What is the origin of methi theplas?
It is believed to be originated in western India, particularly from Gujarat. It is often served for breakfast or as a snack with a choice of simple condiments. It is also a popular roti in other western states like Maharashtra and Rajasthan.
What is the texture and taste of methi theplas?
It has a similar texture to chapathi with dense layers of flour and leaves. It can be crispy at the outer layer and soft and chewy inside. Also, it may be slightly bitter in taste due to fenugreek leaves.
Can methi theplas be made gluten-free?
Yes it can be made gluten-free by skipping wheat flour and using besan or rice flour. You may also use other types of gluten-free flour as a replacement for wheat flour.
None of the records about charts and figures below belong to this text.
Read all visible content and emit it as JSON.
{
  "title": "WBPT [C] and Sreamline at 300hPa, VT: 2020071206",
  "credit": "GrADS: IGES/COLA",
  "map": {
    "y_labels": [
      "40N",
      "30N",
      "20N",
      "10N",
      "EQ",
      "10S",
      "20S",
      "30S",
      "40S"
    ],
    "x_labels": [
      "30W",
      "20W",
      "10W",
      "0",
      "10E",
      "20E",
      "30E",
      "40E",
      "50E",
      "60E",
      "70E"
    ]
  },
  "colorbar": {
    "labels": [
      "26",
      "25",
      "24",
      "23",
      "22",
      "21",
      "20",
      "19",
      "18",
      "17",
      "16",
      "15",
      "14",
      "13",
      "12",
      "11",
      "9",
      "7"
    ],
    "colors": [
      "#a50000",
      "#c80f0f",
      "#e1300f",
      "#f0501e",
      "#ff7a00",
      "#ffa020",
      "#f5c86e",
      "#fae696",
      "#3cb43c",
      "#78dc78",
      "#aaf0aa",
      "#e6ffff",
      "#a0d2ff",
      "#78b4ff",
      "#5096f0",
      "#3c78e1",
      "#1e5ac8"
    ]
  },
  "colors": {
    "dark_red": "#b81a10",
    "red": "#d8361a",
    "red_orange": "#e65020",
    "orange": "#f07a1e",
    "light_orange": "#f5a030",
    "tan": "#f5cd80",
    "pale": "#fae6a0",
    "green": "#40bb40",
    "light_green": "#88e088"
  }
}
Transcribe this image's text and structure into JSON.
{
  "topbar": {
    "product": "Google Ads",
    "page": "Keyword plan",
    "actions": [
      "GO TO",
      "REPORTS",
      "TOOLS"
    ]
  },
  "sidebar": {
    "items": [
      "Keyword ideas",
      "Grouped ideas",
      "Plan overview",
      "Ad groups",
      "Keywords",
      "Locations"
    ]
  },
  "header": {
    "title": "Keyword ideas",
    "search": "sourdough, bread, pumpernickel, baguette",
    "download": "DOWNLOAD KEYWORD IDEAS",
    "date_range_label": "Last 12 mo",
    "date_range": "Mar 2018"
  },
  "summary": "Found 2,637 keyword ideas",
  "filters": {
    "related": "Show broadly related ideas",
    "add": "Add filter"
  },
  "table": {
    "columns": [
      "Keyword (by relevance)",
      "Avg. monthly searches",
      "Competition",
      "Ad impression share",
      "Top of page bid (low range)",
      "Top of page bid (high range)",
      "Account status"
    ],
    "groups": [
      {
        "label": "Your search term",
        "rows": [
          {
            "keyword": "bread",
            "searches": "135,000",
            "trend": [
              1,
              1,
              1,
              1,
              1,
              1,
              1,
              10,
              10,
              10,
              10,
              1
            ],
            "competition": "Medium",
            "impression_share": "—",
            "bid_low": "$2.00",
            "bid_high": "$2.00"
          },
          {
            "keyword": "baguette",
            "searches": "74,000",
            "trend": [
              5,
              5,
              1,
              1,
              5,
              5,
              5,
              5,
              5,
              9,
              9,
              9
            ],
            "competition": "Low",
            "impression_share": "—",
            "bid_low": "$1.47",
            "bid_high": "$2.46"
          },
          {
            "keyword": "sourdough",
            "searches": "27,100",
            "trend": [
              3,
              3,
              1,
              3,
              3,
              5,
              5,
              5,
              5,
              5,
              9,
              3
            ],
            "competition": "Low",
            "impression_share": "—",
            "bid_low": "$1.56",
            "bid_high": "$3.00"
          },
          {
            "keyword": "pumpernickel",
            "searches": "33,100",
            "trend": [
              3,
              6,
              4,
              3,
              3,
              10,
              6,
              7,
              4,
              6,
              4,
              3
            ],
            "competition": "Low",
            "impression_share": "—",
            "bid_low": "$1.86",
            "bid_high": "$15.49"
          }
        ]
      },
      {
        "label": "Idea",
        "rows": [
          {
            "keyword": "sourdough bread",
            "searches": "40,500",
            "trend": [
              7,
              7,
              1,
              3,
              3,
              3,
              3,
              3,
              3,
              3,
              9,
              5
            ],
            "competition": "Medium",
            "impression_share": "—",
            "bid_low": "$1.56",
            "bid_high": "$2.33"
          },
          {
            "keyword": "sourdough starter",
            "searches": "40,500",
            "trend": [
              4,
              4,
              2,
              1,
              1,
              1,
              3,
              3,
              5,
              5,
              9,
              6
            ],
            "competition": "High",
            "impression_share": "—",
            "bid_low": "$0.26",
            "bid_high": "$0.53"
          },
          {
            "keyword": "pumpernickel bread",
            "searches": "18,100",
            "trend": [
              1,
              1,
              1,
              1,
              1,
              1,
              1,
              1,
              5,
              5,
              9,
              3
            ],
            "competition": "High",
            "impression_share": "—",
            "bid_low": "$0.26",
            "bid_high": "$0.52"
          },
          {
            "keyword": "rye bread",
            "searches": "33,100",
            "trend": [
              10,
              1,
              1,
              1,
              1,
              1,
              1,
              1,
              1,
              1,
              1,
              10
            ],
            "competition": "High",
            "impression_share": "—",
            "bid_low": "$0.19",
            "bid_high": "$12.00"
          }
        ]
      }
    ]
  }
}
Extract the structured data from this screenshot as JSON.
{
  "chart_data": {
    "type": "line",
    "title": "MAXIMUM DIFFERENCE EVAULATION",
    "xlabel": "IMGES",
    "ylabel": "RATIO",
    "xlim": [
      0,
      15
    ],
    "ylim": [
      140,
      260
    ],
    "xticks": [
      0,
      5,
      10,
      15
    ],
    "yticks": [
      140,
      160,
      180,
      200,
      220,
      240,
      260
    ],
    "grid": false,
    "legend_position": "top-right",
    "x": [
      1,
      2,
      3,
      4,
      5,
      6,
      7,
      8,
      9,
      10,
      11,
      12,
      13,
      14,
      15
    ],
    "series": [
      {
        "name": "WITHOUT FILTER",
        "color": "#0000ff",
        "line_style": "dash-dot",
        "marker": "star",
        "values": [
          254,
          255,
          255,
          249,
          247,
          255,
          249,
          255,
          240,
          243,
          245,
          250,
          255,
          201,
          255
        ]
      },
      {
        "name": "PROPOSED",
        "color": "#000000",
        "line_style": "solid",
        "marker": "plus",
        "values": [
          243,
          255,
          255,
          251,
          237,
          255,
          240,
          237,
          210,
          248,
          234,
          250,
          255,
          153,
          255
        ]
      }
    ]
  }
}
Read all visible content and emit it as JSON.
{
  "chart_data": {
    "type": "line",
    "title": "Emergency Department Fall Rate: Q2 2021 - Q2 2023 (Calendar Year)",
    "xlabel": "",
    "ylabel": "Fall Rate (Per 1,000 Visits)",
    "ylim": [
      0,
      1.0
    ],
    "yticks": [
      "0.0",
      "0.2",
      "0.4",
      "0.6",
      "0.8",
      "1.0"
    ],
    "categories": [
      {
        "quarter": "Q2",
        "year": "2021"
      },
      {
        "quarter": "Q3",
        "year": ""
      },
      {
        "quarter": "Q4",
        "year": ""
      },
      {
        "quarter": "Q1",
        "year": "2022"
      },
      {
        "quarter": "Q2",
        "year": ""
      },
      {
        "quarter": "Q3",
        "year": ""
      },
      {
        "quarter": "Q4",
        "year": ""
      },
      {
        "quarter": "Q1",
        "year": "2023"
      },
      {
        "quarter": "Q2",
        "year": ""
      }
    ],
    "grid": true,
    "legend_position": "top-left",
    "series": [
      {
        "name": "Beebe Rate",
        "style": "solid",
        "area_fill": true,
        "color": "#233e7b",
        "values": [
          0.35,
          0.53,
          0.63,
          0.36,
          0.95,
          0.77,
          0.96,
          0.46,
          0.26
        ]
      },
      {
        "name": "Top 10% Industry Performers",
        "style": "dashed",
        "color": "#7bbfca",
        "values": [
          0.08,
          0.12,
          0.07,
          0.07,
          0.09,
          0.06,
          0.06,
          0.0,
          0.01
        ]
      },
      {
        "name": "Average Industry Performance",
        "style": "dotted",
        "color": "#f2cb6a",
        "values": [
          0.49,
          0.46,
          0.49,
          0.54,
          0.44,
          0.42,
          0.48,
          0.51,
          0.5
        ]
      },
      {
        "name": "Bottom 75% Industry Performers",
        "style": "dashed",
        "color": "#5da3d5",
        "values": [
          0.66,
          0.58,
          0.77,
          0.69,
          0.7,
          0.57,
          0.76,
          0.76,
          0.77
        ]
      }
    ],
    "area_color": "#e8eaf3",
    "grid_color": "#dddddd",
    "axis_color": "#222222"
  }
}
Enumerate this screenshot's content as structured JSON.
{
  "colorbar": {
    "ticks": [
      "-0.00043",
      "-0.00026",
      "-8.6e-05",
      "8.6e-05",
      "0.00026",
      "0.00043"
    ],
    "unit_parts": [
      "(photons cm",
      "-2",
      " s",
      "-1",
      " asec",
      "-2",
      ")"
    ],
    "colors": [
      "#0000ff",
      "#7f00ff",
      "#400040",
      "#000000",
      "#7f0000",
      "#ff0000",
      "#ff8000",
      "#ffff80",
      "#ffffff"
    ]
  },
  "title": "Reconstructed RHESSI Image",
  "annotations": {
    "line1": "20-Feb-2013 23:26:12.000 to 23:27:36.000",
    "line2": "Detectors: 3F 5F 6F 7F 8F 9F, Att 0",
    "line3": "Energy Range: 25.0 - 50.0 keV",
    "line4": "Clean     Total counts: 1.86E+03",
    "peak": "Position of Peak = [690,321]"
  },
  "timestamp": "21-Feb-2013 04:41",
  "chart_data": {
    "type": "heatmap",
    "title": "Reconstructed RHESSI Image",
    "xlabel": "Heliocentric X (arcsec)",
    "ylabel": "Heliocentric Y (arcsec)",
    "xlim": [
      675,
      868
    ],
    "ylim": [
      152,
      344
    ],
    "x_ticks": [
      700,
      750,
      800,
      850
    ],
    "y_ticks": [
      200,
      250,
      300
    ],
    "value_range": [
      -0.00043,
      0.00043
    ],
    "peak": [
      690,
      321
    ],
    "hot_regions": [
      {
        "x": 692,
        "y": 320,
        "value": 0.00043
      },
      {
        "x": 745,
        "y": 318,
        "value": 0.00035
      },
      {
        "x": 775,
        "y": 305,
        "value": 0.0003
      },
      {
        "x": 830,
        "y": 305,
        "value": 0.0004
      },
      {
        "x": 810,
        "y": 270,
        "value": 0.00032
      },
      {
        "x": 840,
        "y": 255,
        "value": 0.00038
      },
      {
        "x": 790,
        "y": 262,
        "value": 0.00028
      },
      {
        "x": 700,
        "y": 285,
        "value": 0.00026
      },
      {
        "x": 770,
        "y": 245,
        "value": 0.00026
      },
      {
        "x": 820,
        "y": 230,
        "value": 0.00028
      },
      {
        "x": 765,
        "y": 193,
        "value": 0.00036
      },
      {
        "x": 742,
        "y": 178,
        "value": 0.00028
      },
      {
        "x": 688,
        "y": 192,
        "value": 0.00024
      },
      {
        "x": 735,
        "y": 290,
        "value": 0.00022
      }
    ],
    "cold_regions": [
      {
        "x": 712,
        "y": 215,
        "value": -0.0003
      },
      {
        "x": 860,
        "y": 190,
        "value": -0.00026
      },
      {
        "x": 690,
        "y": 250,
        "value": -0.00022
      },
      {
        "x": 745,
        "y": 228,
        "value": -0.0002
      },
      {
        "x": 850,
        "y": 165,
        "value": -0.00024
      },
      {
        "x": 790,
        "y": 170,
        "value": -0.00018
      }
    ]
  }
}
Are there any variations of methi theplas?
Yes it is a versatile dish and it can be varied as per individual taste and preference. Particularly, you may add different types of grated vegetables like carrots, beans, zucchini, and spinach leaves.
Can methi theplas be made vegan?
Yes it can be made vegan by replacing or skipping yoghurt while preparing the dough. You may use plant-based yogurt or totally skip it. Note that adding yogurt helps to make it soft and rich.
What is the best way to reheat methi theplas?
The best way to reheat methi thepla is to use pan. You may either fold it in a triangular shape before heating it. The other quick way is to reheat using a microwave oven.